Reise nach Hamburg und Ankunft. Über den Hafen. — Vom Berliner Bahnhof. — Vom Altonaer Bahnhof

Alle die Hunderttausende von Fremden kommen mit wenigen Ausnahmen auf einem der drei Hauptwege hier an. Westlich, über den Hafen und die Hafenseiten; südöstlich auf der Berlin-Hamburger Bahn und nördlich über den Altonaer Bahnhof. Alle übrigen Zugänge haben mehr den Charakter von Provinzialverbindungen und werden z. B. vom nordöstlichen Holstein aus, wo der Weg jetzt noch auf der Landstraße über Oldesloe und Wandsbek geht, auch bald auf Schienen in den bezeichneten Bahnhöfen einlaufen.

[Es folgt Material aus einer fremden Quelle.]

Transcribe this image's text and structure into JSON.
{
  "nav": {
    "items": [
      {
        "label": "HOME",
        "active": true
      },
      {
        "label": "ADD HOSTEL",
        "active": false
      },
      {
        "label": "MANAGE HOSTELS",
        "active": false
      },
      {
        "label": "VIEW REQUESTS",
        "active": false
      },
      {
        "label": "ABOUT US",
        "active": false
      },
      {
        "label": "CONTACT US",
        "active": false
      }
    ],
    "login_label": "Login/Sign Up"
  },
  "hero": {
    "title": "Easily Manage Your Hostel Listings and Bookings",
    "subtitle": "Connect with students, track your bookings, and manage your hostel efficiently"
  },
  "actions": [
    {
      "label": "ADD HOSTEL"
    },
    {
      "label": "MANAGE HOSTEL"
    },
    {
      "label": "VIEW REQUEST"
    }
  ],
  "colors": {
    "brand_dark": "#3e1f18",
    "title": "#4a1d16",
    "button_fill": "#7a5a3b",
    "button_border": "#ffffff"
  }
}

Ankunft über den Hafen. Der Zugang von der Hafenseite ist unstreitig der wichtigste und schönste. Wer von der See ankommt, betritt die Stadt von dieser Seite, sowie die große Anzahl Binnenländer, welche mit den hannoverschen Bahnen über Harburg kommen, und endlich auch die freilich neuerdings ganz klein gewordene Abteilung solcher, welche auf der Elbe aus dem Oberlande anlangen.

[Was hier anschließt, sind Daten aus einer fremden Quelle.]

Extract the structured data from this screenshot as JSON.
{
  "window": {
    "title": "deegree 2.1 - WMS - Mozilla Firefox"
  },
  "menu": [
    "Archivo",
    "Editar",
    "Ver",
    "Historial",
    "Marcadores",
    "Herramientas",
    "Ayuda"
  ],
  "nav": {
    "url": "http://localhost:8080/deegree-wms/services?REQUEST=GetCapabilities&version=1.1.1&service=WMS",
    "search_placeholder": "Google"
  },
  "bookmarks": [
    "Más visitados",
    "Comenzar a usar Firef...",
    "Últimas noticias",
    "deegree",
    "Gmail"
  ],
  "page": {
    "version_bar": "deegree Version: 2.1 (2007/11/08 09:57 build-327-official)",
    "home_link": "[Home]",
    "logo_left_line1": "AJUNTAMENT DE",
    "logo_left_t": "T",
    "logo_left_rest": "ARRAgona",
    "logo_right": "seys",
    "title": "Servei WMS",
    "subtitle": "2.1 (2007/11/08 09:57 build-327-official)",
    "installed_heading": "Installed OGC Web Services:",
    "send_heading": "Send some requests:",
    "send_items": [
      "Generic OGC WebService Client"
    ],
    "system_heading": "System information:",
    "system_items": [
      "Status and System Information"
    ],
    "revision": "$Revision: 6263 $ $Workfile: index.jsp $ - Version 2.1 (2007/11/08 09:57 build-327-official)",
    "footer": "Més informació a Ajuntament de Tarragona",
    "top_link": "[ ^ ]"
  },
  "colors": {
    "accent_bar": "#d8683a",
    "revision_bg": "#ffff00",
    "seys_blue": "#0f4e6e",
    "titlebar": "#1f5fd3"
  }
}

Wer die Wahl hat und zu einer Zeit reist, wo kein Eis den Strom sperrt, sollte Hamburg von hier aus betreten, besonders die Süddeutschen und die, welche z. B. nicht östlicher als über Leipzig kommen. Die Kosten sind gar nicht oder unter Umständen doch nur wenig bedeutender als über Wittenberge und an Zeit ist ebenfalls kaum ein Verlust. Jeder Eisenbahnfahrplan gibt darüber Auskunft. Der unvergleichliche Anblick auf Hamburg von den Harburg-Dampfschiffen aus ist gewissermaßen allein die Reise wert. Wenn gleichwohl vielen der über Harburg Reisenden dieses wunderbar schöne Schauspiel entgeht, indem sie sich einer durch Dampffähren unterstützten Omnibusfahrt über die Insel Wilhelmsburg bedienen, so beruht das teils auf Unkunde der Verhältnisse, teils auf dem Umstand, dass das letztere Transportmittel für den Fall weit bequemer ist, dass man viele Gegenstände bei sich führt.

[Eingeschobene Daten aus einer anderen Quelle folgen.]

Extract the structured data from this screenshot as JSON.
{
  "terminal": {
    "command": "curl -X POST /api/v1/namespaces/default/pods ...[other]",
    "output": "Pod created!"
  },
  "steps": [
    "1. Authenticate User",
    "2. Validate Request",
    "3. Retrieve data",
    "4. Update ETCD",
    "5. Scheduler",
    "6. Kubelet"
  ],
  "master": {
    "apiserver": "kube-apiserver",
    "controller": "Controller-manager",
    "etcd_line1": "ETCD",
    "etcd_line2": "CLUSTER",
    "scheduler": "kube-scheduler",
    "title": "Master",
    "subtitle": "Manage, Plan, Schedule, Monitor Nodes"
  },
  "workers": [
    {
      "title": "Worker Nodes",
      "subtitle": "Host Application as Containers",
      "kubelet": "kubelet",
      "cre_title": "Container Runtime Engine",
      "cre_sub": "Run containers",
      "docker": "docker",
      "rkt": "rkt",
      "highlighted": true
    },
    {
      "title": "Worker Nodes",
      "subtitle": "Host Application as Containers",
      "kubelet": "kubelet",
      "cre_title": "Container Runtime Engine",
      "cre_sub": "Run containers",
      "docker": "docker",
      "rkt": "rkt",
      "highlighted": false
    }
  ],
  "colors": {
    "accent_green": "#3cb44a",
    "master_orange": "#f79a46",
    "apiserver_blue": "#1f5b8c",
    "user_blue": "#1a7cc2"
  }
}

Ich will dem Leser die näheren Umstände auseinandersetzen. Der Harburger Bahnhof liegt etwa 8 Minuten weit vom Abfahrtsplatze der Harburg-hamburgischen Dampfschiffe entfernt. Während man diesen Weg zu Fuß, mittelst Droschke (5 Sgr.) oder Omnibus (2 1/2 Sgr.) zurücklegen muss, was durch größere Gepäckstücke (Transport à 2 1/2 Sgr.) noch erschwert wird, besteigt man jene Omnibusse der Schlüter’schen Kompagnie zur direkten Wagenfahrt gleich am Bahnhofe. Diese Omnibusse stellen ihre Preise wie folgt: für eine Person ohne größeres Gepäck 10 Sgr. = 14 Schill. Hamb. Crt. Mit Gepäck je nach der Schwere und Anzahl, die Hälfte mehr oder das Doppelte. Billetts werden auf dem Harburger Bahnhofe ausgegeben. Für Aufladen des Gepäcks wird Nichts bezahlt. Die Fahrt dauert 5/4 bis 2 Stunden, je nach Wetter und Jahreszeit, und passiert zwei Hauptarme mit Dampffähren, sowie die Insel Wihelmsburg und den Brook. Im Winter ist dieser Weg oft der einzig mögliche. Oft aber, wenn die Dampffähren nicht mehr durch das Treibeis können oder verletzt sind, wachsen die Unannehmlichkeiten der Passage zu einer argen Höhe.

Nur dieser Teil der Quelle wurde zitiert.